Tell me why! Explanations support learning relational and causal structure

Authors: Andrew K Lampinen, Nicholas Roy, Ishita Dasgupta, Stephanie Cy Chan, Allison Tam, James Mcclelland, Chen Yan, Adam Santoro, Neil C Rabinowitz, Jane Wang, Felix Hill

ICML 2022 | Conference PDF | Archive PDF | Plain Text | LLM Run Details

Reproducibility Variable Result LLM Response
Research Type Experimental Here, we show that language can play a similar role for deep RL agents in complex environments. While agents typically struggle to acquire relational and causal knowledge, augmenting their experience by training them to predict language descriptions and explanations can overcome these limitations. We show that language can help agents learn challenging relational tasks, and examine which aspects of language contribute to its benefits.
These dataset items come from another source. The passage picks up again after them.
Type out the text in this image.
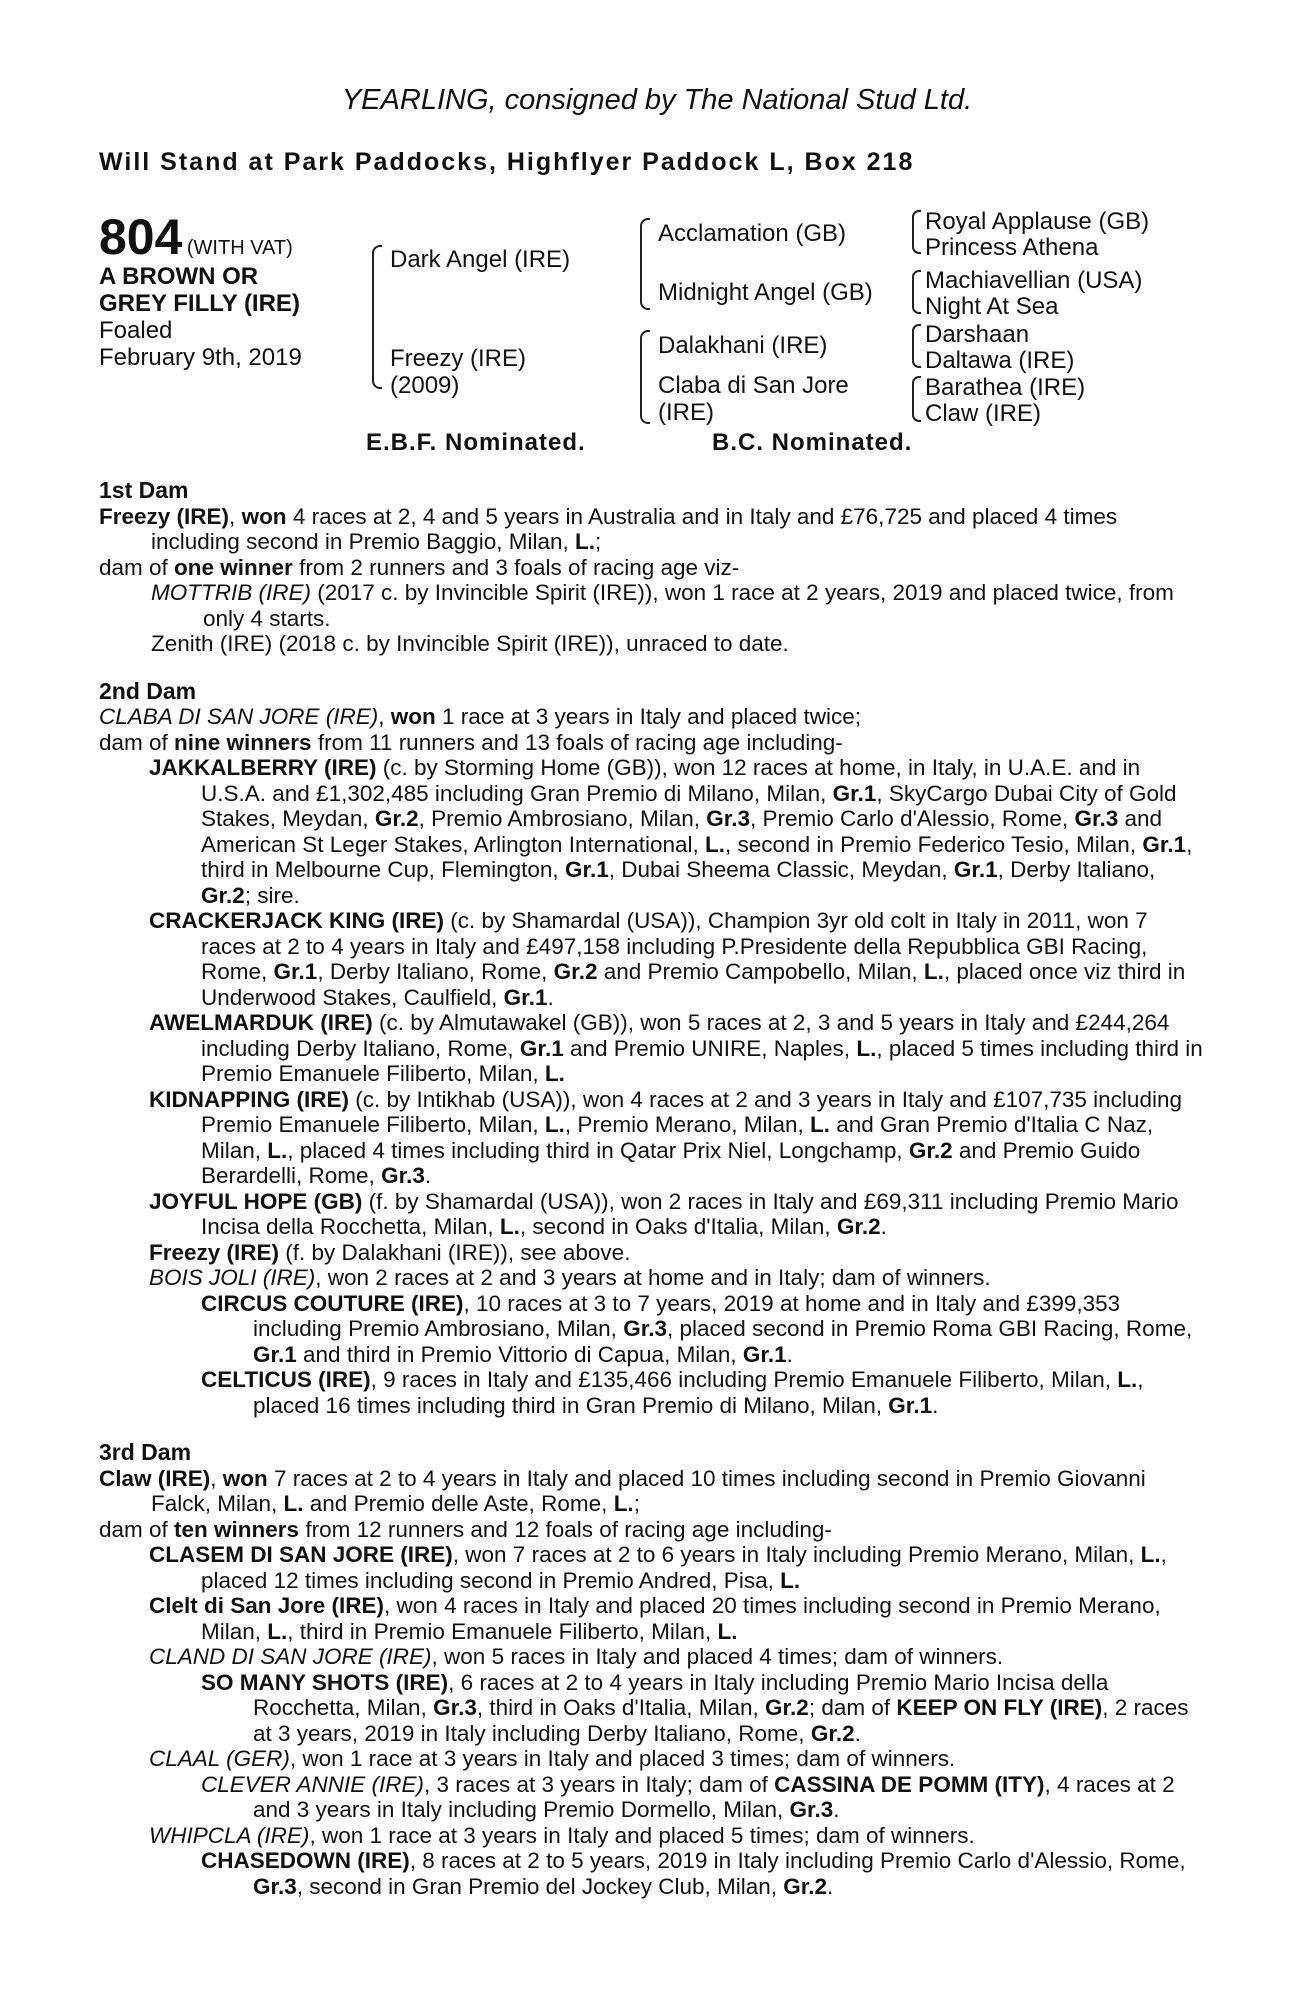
YEARLING, consigned by The National Stud Ltd.
Will Stand at Park Paddocks, Highflyer Paddock L, Box 218
804 (WITH VAT)
A BROWN OR
GREY FILLY (IRE)
Foaled
February 9th, 2019
Dark Angel (IRE)
Freezy (IRE)
(2009)
Acclamation (GB)
Midnight Angel (GB)
Dalakhani (IRE)
Claba di San Jore
(IRE)
Royal Applause (GB)
Princess Athena
Machiavellian (USA)
Night At Sea
Darshaan
Daltawa (IRE)
Barathea (IRE)
Claw (IRE)
E.B.F. Nominated.	B.C. Nominated.
1st Dam

Freezy (IRE), won 4 races at 2, 4 and 5 years in Australia and in Italy and £76,725 and placed 4 times including second in Premio Baggio, Milan, L.;

dam of one winner from 2 runners and 3 foals of racing age viz-

MOTTRIB (IRE) (2017 c. by Invincible Spirit (IRE)), won 1 race at 2 years, 2019 and placed twice, from only 4 starts.

Zenith (IRE) (2018 c. by Invincible Spirit (IRE)), unraced to date.

2nd Dam

CLABA DI SAN JORE (IRE), won 1 race at 3 years in Italy and placed twice;

dam of nine winners from 11 runners and 13 foals of racing age including-

JAKKALBERRY (IRE) (c. by Storming Home (GB)), won 12 races at home, in Italy, in U.A.E. and in U.S.A. and £1,302,485 including Gran Premio di Milano, Milan, Gr.1, SkyCargo Dubai City of Gold Stakes, Meydan, Gr.2, Premio Ambrosiano, Milan, Gr.3, Premio Carlo d'Alessio, Rome, Gr.3 and American St Leger Stakes, Arlington International, L., second in Premio Federico Tesio, Milan, Gr.1, third in Melbourne Cup, Flemington, Gr.1, Dubai Sheema Classic, Meydan, Gr.1, Derby Italiano, Gr.2; sire.

CRACKERJACK KING (IRE) (c. by Shamardal (USA)), Champion 3yr old colt in Italy in 2011, won 7 races at 2 to 4 years in Italy and £497,158 including P.Presidente della Repubblica GBI Racing, Rome, Gr.1, Derby Italiano, Rome, Gr.2 and Premio Campobello, Milan, L., placed once viz third in Underwood Stakes, Caulfield, Gr.1.

AWELMARDUK (IRE) (c. by Almutawakel (GB)), won 5 races at 2, 3 and 5 years in Italy and £244,264 including Derby Italiano, Rome, Gr.1 and Premio UNIRE, Naples, L., placed 5 times including third in Premio Emanuele Filiberto, Milan, L.

KIDNAPPING (IRE) (c. by Intikhab (USA)), won 4 races at 2 and 3 years in Italy and £107,735 including Premio Emanuele Filiberto, Milan, L., Premio Merano, Milan, L. and Gran Premio d'Italia C Naz, Milan, L., placed 4 times including third in Qatar Prix Niel, Longchamp, Gr.2 and Premio Guido Berardelli, Rome, Gr.3.

JOYFUL HOPE (GB) (f. by Shamardal (USA)), won 2 races in Italy and £69,311 including Premio Mario Incisa della Rocchetta, Milan, L., second in Oaks d'Italia, Milan, Gr.2.

Freezy (IRE) (f. by Dalakhani (IRE)), see above.

BOIS JOLI (IRE), won 2 races at 2 and 3 years at home and in Italy; dam of winners.

CIRCUS COUTURE (IRE), 10 races at 3 to 7 years, 2019 at home and in Italy and £399,353 including Premio Ambrosiano, Milan, Gr.3, placed second in Premio Roma GBI Racing, Rome, Gr.1 and third in Premio Vittorio di Capua, Milan, Gr.1.

CELTICUS (IRE), 9 races in Italy and £135,466 including Premio Emanuele Filiberto, Milan, L., placed 16 times including third in Gran Premio di Milano, Milan, Gr.1.

3rd Dam

Claw (IRE), won 7 races at 2 to 4 years in Italy and placed 10 times including second in Premio Giovanni Falck, Milan, L. and Premio delle Aste, Rome, L.;

dam of ten winners from 12 runners and 12 foals of racing age including-

CLASEM DI SAN JORE (IRE), won 7 races at 2 to 6 years in Italy including Premio Merano, Milan, L., placed 12 times including second in Premio Andred, Pisa, L.

Clelt di San Jore (IRE), won 4 races in Italy and placed 20 times including second in Premio Merano, Milan, L., third in Premio Emanuele Filiberto, Milan, L.

CLAND DI SAN JORE (IRE), won 5 races in Italy and placed 4 times; dam of winners.

SO MANY SHOTS (IRE), 6 races at 2 to 4 years in Italy including Premio Mario Incisa della Rocchetta, Milan, Gr.3, third in Oaks d'Italia, Milan, Gr.2; dam of KEEP ON FLY (IRE), 2 races at 3 years, 2019 in Italy including Derby Italiano, Rome, Gr.2.

CLAAL (GER), won 1 race at 3 years in Italy and placed 3 times; dam of winners.

CLEVER ANNIE (IRE), 3 races at 3 years in Italy; dam of CASSINA DE POMM (ITY), 4 races at 2 and 3 years in Italy including Premio Dormello, Milan, Gr.3.

WHIPCLA (IRE), won 1 race at 3 years in Italy and placed 5 times; dam of winners.

CHASEDOWN (IRE), 8 races at 2 to 5 years, 2019 in Italy including Premio Carlo d'Alessio, Rome, Gr.3, second in Gran Premio del Jockey Club, Milan, Gr.2.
We then show that explanations can help agents to infer not only relational but also causal structure.
Researcher Affiliation Industry 1Deep Mind, London, UK. Correspondence to: Andrew Lampinen <lampinen@deepmind.com>.
Pseudocode No The paper describes the agent architecture and training process in text and diagrams, but it does not include any structured pseudocode or algorithm blocks.
Open Source Code No We are in the process of preparing our 2D environments for release; once this process is complete they will be released at https://github.com/deepmind/tell_me_why_explanations_rl
Open Datasets No The paper describes the creation of custom 2D and 3D RL environments for the tasks: "We instantiate these tasks in 2D and 3D RL environments (Fig. 3a)". It does not use or provide access information for a publicly available, pre-existing dataset.
Dataset Splits No The paper describes training and evaluation setups for its RL agents, including a "training and testing setup" and a "meta-learning setting where agents complete episodes composed of four odd-one-out trials". However, it does not provide specific percentages or counts for traditional training, validation, or test dataset splits in the manner of supervised learning.
Hardware Specification Yes All agents were implemented using JAX (Bradbury et al., 2018) and Haiku (Hennigan et al., 2020), and were trained using TPU v3 and v4 devices.
Software Dependencies Yes All agents were implemented using JAX (Bradbury et al., 2018) and Haiku (Hennigan et al., 2020)
Experiment Setup Yes In Table 2 we list the architectural and hyperparameters used for the main experiments.